Personal Identification Beyond Fingerprints
- Bertillon's anthropometry — historical method, replaced by fingerprints after the West/West case.
- Forensic odontology — bite mark analysis, dental record matching for unidentified bodies.
- DNA profiling — STR (short tandem repeat) analysis is the current standard.
- Voice identification — spectrographic analysis. Limited admissibility.
How Super Tutor's CLE Track Helps
Our CLE Criminology track tags every Criminalistics item by sub-block — personal ID, ballistics, chem, documents, polygraph — so your weekly analytics report shows exactly where you're leaking points. Drill targeted blocks, not generic mixed sets. Focused Yearly is ₱1,999/year.
For the broader CLE strategy, see the Complete CLE Guide 2026 and the six-subject rotation. Verify the latest TOS at PRC's Criminology Board page.
FAQ
Is DNA tested heavily?
Light coverage — 3 to 5 items.

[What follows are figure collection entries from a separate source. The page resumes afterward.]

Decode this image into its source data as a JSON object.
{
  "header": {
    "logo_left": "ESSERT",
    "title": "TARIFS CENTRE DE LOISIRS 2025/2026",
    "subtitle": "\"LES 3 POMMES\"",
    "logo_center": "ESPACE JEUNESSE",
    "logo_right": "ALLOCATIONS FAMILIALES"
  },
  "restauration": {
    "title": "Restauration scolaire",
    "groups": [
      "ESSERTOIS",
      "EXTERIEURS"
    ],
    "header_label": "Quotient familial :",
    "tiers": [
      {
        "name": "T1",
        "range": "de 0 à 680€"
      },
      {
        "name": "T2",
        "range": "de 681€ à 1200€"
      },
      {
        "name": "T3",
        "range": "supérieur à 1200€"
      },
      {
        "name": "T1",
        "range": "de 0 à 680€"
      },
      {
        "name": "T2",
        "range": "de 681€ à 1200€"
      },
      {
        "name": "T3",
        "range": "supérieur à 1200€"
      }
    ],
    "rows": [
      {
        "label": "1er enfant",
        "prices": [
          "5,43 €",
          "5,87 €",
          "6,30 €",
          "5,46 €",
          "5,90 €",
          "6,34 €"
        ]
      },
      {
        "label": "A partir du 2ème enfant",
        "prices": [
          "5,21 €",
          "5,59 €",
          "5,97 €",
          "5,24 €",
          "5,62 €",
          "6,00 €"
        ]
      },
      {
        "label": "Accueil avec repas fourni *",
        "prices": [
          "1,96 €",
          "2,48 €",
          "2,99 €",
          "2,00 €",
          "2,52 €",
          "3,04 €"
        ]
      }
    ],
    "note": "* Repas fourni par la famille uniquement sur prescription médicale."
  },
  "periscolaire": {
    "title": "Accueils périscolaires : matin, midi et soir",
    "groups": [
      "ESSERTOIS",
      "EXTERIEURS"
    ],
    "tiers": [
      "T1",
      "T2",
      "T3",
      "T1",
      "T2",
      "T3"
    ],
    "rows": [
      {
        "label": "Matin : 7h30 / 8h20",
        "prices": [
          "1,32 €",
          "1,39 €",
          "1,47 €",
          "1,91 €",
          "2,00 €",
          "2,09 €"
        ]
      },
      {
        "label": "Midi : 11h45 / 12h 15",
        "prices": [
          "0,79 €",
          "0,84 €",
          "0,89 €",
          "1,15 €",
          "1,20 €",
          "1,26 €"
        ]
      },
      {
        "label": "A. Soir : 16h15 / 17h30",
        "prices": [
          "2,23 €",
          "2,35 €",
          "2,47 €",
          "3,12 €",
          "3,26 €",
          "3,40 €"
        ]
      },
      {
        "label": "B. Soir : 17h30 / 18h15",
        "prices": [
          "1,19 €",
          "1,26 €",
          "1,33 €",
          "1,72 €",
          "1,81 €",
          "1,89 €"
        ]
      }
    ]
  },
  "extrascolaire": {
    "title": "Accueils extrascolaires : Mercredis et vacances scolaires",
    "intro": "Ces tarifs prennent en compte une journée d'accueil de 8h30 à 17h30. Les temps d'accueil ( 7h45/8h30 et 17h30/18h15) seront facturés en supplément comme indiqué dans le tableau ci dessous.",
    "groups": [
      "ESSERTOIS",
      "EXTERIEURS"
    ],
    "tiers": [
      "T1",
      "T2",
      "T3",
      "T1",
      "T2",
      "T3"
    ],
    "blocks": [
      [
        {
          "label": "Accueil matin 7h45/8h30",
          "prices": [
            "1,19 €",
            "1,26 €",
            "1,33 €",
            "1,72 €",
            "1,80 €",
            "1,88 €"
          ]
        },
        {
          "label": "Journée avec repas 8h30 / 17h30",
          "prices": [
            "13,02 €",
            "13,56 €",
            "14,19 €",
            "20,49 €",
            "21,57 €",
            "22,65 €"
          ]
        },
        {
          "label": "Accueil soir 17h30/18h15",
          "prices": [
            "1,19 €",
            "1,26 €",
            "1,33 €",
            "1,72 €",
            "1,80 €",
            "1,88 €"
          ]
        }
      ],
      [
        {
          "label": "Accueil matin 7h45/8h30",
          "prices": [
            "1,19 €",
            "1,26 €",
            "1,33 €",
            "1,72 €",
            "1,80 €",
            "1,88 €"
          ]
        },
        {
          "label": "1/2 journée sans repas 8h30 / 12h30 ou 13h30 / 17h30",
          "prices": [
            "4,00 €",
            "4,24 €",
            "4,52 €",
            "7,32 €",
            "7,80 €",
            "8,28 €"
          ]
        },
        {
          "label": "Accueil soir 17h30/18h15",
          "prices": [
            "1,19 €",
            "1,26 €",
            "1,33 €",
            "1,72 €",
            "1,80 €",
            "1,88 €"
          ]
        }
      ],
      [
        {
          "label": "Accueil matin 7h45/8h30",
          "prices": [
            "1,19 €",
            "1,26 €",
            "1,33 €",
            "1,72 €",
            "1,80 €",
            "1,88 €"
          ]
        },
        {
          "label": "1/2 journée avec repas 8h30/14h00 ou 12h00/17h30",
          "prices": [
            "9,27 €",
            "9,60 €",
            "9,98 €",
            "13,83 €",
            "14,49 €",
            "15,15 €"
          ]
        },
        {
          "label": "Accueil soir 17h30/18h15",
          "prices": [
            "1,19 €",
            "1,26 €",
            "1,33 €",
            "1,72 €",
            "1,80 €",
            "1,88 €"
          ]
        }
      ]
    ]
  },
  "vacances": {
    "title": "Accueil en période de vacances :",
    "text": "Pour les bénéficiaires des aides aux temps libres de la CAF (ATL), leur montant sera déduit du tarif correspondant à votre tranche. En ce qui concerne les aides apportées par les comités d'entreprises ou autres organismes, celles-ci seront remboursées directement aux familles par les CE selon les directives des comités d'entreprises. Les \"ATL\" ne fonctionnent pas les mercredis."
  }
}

Know the basics: STR analysis, mitochondrial vs nuclear DNA, and chain of custody for biological samples.
Do I need to memorise specific calibres and bullet weights?
Yes for common calibres — .22, .38, 9mm, .45, .357. Specific bullet weights only when comparing similar calibres (9mm vs .380).
Is forensic photography purely technical?
No. Items mix technique (lighting, focus, depth of field) with documentation rules (overall, mid-range, close-up shots, scale included).
Will the polygraph block carry many items?
Around 8–10. The instrument's four channels and the two main test formats are the high-yield items.
How accurate are the colour-test reagent associations?
The associations in the textbooks are stable. Practical lab work shows occasional false positives, but the test rewards the textbook association. Learn the textbook version cleanly first.
Is questioned documents worth deep study?
For a 15-item block, yes. Twelve discriminating elements plus the four forgery types covers most of it. Drill 50 items and you'll bank most of the points.